Of course, not only did the promising breakthrough not materialize, but a month later, CIA Director John Brennan was knocking down President Obama’s door with a grim intel assessment: President Putin had personally authorized his agencies to commence meddling in the U.S. elections. It was armed with this knowledge that Obama said he confronted Putin on the sidelines of the G20 summit in Huangzhou, China, telling him to “cut it out, or there would be serious consequences.” Putin must have had himself a hearty laugh.
In explaining how he approached Putin, Obama defended his understated manner at a press conference in December. “There have been folks out there who suggest somehow if we went out there and made big announcements and thumped our chests about a bunch of stuff, that somehow it would potentially spook the Russians,” Obama said. “I think it doesn’t read the thought process in Russia very well.” Given the fuller picture we now can piece together, it’s clear that it is Obama who didn’t read the Russian thought process very well. If Russian agents had bludgeoned Lesin into a pulp on U.S. soil under the nose of the Feds and had beaten a U.S. spy on the threshold of the U.S. embassy in Moscow without any perceptible blowback, what possible danger was there for Putin to roundly ignore Obama’s feeble threats?
And indeed, as the Washington Post reported, while Obama did in the end quietly authorize U.S. intelligence agencies to start developing and deploying a powerful cyber-weapon into critical Russian infrastructure, the most visible element of his response to Russian election meddling was taking two compounds used for intelligence gathering and expelling 35 suspected Russian spies—a symbolic gesture. Adding to the irony, the confiscations and expulsions were originally mooted as a response to the roughing up of the American agent in Moscow. Had Obama acted forthrightly then, Putin would have taken him more seriously when he leveled his threats in September.
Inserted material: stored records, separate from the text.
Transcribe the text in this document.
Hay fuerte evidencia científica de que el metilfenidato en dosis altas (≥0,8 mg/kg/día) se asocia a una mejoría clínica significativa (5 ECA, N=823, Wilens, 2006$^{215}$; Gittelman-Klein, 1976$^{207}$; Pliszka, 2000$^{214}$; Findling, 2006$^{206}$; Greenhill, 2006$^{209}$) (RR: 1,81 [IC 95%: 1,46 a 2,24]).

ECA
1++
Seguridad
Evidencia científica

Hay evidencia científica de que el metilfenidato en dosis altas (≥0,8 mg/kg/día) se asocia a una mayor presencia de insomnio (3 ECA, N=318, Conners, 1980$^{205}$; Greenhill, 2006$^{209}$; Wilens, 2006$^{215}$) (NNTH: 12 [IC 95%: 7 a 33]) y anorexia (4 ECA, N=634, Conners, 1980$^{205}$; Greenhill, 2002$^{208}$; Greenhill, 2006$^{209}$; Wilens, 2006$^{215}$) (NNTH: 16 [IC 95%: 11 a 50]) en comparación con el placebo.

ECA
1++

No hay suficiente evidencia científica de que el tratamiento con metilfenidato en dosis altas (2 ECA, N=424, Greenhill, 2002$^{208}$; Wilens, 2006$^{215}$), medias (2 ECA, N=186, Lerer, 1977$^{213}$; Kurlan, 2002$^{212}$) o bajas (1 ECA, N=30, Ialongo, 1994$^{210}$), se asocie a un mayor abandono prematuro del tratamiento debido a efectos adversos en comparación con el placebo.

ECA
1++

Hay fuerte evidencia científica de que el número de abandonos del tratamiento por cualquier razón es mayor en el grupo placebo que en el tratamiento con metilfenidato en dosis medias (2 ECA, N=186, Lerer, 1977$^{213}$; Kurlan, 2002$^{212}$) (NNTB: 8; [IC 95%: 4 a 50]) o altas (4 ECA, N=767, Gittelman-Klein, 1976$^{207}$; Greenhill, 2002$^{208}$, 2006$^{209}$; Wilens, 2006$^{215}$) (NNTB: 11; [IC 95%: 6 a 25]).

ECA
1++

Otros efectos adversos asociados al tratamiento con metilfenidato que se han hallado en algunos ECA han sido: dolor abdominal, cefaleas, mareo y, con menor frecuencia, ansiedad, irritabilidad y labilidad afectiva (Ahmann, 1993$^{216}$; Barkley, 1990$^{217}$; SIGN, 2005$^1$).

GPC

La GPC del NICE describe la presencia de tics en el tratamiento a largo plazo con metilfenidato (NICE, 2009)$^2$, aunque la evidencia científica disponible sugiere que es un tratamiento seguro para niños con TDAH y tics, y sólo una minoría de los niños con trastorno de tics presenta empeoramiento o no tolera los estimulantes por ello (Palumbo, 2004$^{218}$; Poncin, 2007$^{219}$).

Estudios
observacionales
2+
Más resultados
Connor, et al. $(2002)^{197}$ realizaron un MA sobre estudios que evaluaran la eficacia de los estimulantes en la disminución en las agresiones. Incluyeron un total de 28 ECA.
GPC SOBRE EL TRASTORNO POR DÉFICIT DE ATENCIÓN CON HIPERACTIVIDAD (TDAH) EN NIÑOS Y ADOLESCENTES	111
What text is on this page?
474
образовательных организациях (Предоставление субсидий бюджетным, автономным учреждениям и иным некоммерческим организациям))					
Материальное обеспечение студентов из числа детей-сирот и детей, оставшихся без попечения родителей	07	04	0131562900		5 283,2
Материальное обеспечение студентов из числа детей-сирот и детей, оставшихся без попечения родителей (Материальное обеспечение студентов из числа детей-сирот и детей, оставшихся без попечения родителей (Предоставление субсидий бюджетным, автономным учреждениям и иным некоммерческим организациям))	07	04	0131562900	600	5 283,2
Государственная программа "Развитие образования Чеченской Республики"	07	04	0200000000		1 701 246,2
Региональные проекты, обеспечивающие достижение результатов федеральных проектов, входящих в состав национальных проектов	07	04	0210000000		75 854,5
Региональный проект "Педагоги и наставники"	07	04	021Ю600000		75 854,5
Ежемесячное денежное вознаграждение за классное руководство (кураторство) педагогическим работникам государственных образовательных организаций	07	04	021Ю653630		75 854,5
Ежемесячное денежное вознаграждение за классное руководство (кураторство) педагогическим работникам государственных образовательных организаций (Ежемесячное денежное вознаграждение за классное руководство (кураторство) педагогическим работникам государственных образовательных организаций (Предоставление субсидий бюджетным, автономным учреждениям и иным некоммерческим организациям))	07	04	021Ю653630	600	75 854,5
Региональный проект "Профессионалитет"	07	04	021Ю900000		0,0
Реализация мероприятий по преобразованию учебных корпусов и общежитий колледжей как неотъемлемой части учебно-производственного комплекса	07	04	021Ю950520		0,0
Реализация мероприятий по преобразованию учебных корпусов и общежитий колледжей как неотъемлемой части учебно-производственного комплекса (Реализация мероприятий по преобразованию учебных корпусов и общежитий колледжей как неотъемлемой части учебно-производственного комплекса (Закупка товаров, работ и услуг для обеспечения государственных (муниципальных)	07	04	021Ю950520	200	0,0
Many Democrats seem to have conveniently forgotten just how halting, indecisive, and weak President Obama’s approach to Putin’s Russia had been in practice. When the BuzzFeed story first broke, some of the more prominent conspiracy theorists even tried to tie it to the Trump-Russia investigations:
BREAKING: Vladimir Putin has likely killed another Russian related to the Trump-Russia probe. That makes it… {counting}… a *lot*. https://t.co/1YoFBYcJ8u
— Seth Abramson (@SethAbramson) July 28, 2017
The truth is, insofar as Russian interference helped elect Donald Trump at the margins, it was Obama’s timidity that encouraged them to try such brazen things in the first place.